Entertainment

Review: Genuinely scary, Burnt Out is an incredible piece of audio theatre

Back row (l-r): Gary Mitchell, Packy Lee, Dan Gordon; front row (l-r): Shannen McNiece, Roisin Gallagher, Michael Patrick, Tara Lynne O'Neill
Back row (l-r): Gary Mitchell, Packy Lee, Dan Gordon; front row (l-r): Shannen McNiece, Roisin Gallagher, Michael Patrick, Tara Lynne O'Neill Back row (l-r): Gary Mitchell, Packy Lee, Dan Gordon; front row (l-r): Shannen McNiece, Roisin Gallagher, Michael Patrick, Tara Lynne O'Neill

IF relationships are like conversations, the centre stage marriage of Cheryl and Michael in Gary Mitchell's new audio play, Burnt Out, is a slanging match.

And shouty, played to perfection by Roisin Gallagher and Michael Patrick.

Tuning in to this second helping in the innovative Listen at the Lyric series, you got the sub-text about Northern Ireland remaining a very Troubled place.

As Michael, the primary school teacher who escaped a deprived upbringing via education, has it at the end: "We see Northern Ireland for what it really is."

And that is a world where paramilitaries still wield power and where communities still reflect the green and orange divide.

The premise is parallel to that in Owen McCafferty's astute drama Fire Below, shown at the Lyric Theatre a few years ago.

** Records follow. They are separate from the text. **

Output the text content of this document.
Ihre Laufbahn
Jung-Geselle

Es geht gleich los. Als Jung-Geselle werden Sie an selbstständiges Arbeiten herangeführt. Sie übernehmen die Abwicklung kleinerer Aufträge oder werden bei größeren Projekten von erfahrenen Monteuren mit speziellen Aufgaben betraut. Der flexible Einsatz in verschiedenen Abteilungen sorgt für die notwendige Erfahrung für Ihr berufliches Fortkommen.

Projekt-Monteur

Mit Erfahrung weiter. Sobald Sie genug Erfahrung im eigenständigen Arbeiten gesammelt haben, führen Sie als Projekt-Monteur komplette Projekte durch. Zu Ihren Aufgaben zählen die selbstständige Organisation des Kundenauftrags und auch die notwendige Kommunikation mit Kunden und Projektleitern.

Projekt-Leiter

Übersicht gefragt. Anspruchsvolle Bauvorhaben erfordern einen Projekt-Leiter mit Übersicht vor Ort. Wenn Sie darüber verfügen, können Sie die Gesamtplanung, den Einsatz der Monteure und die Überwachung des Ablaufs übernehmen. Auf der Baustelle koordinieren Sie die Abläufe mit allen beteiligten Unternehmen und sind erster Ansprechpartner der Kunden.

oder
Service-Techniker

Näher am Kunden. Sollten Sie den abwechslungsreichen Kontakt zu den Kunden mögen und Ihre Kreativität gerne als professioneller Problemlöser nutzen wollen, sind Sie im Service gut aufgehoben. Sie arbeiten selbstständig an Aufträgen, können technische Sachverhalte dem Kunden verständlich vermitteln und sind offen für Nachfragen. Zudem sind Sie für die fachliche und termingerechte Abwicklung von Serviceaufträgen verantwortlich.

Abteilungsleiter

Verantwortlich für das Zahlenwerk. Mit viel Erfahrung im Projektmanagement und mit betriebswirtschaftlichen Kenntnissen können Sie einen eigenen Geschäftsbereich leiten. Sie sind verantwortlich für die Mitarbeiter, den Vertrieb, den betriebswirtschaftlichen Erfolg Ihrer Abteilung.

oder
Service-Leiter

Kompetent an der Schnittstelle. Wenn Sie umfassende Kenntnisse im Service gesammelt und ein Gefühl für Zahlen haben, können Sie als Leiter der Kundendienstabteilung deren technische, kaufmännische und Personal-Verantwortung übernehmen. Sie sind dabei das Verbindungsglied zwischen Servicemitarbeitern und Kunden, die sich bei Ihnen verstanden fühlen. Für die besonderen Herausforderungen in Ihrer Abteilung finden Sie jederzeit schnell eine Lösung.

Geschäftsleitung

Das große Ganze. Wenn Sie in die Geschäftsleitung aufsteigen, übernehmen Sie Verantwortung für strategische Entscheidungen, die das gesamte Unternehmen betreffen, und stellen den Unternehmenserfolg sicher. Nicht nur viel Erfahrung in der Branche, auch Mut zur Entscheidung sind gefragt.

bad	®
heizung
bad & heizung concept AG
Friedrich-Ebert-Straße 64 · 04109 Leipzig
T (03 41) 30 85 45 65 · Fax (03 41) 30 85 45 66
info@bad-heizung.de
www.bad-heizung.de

Both playwrights seem to be saying you can't escape the difficult legacy; if you scratch the surface, you get unresolved sectarian conflict.

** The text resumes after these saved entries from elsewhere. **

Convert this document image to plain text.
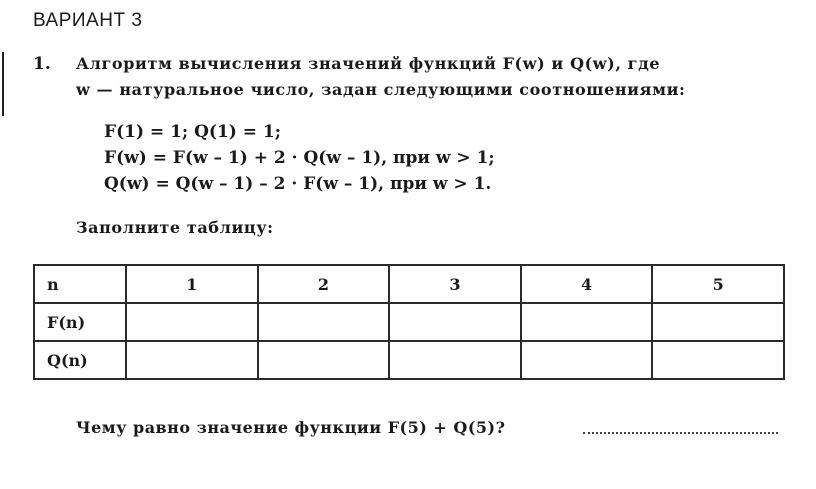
ВАРИАНТ 3
1. Алгоритм вычисления значений функций F(w) и Q(w), где
w — натуральное число, задан следующими соотношениями:
F(1) = 1; Q(1) = 1;
F(w) = F(w – 1) + 2 · Q(w – 1), при w > 1;
Q(w) = Q(w – 1) – 2 · F(w – 1), при w > 1.
Заполните таблицу:
n	1	2	3	4	5
F(n)					
Q(n)					
Чему равно значение функции F(5) + Q(5)?
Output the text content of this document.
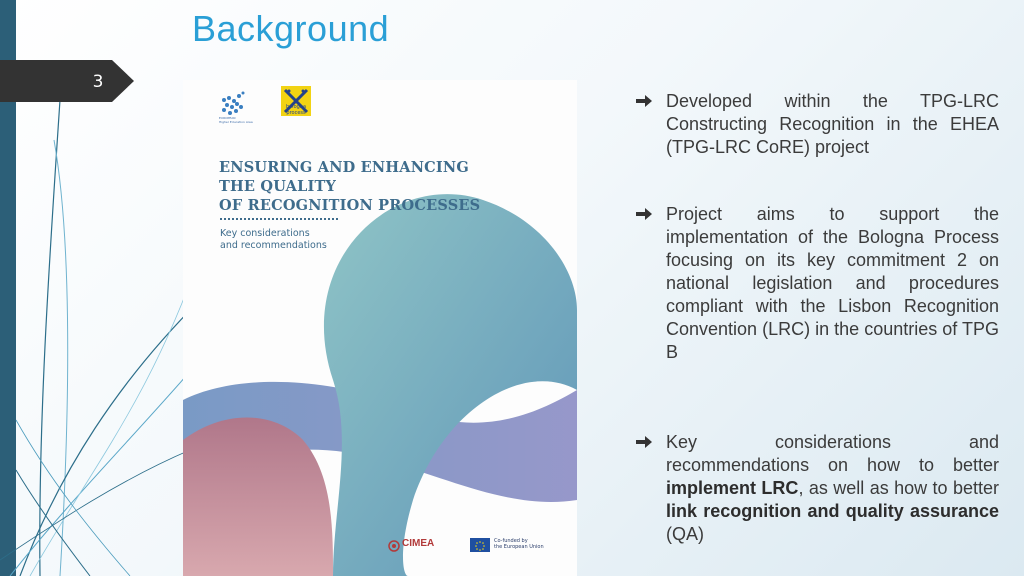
3
Background
EUROPEAN
Higher Education Area
bologna
process
ENSURING AND ENHANCING
THE QUALITY
OF RECOGNITION PROCESSES
Key considerations
and recommendations
CIMEA	Co-funded by
the European Union
Developed within the TPG-LRC Constructing Recognition in the EHEA (TPG-LRC CoRE) project
Project aims to support the implementation of the Bologna Process focusing on its key commitment 2 on national legislation and procedures compliant with the Lisbon Recognition Convention (LRC) in the countries of TPG B
Key considerations and recommendations on how to better implement LRC, as well as how to better link recognition and quality assurance (QA)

From the start, it's a darkly humorous piece as the couple draw the battle lines over everything, including their pets, Lancer the Alsatian and Scamper the cat.

Also, he wants a child, she doesn't, in a neat reversal of the traditional approach.

But then things get really nasty and we enter vintage Mitchell territory.

The couple live in a posh home opposite one of Belfast's massive Twelfth-related bonfires.

When Michael's tiddled brother Danny (frighteningly good Packy Lee) arrives, he reveals that wood is being added. Everything then kicks off.

Nobody depicts life on loyalist side of the Northern Irish argument better than Mr Mitchell. The savagery always hits home, via character and language, as we enter a Kafkaesque, paranoid world.

Tara Lynne O'Neill's policewoman is a great jobsworth character.

The most ridiculous things get people into trouble with those who are connected, including whether Cheryl's dog Lancer has left unpicked-up dog dirt near the sacred site. It's funny and not funny at the same time.

The f-word is deployed characteristically well. Here it has the rude force it should.

In Mitchell's 1980s drama Trust, the loyalist godfather screams it with fury at his incompetent sidekick; here Cheryl reacts to her drunken brother-in-law's rambling feistily.

But as the genuinely scary drama reaches its surreal yet plausible conclusion, possibly the most memorable scene involves Danny defending his misogyny and preparing to attack his sister-in-law, whom he fancies of course, as her feminism threatens his culture.

I won't spoil the climax but let's say this is not a play to listen to mid-morning.

Is it a radio play but is it something else? This is actually a recorded rehearsed reading but with actors of this calibre, it resonates.

Dan Gordon directs with flair. I could have done without the clunky stage directions. And the play begins at maybe too high a Mitchell pitch.

Having said that, at £6 this is an incredible piece of audio theatre. Tune in to understand something about the place we inhabit.

Burnt Out is available on the Lyric Theatre website (lyrictheatre.co.uk) until October 26.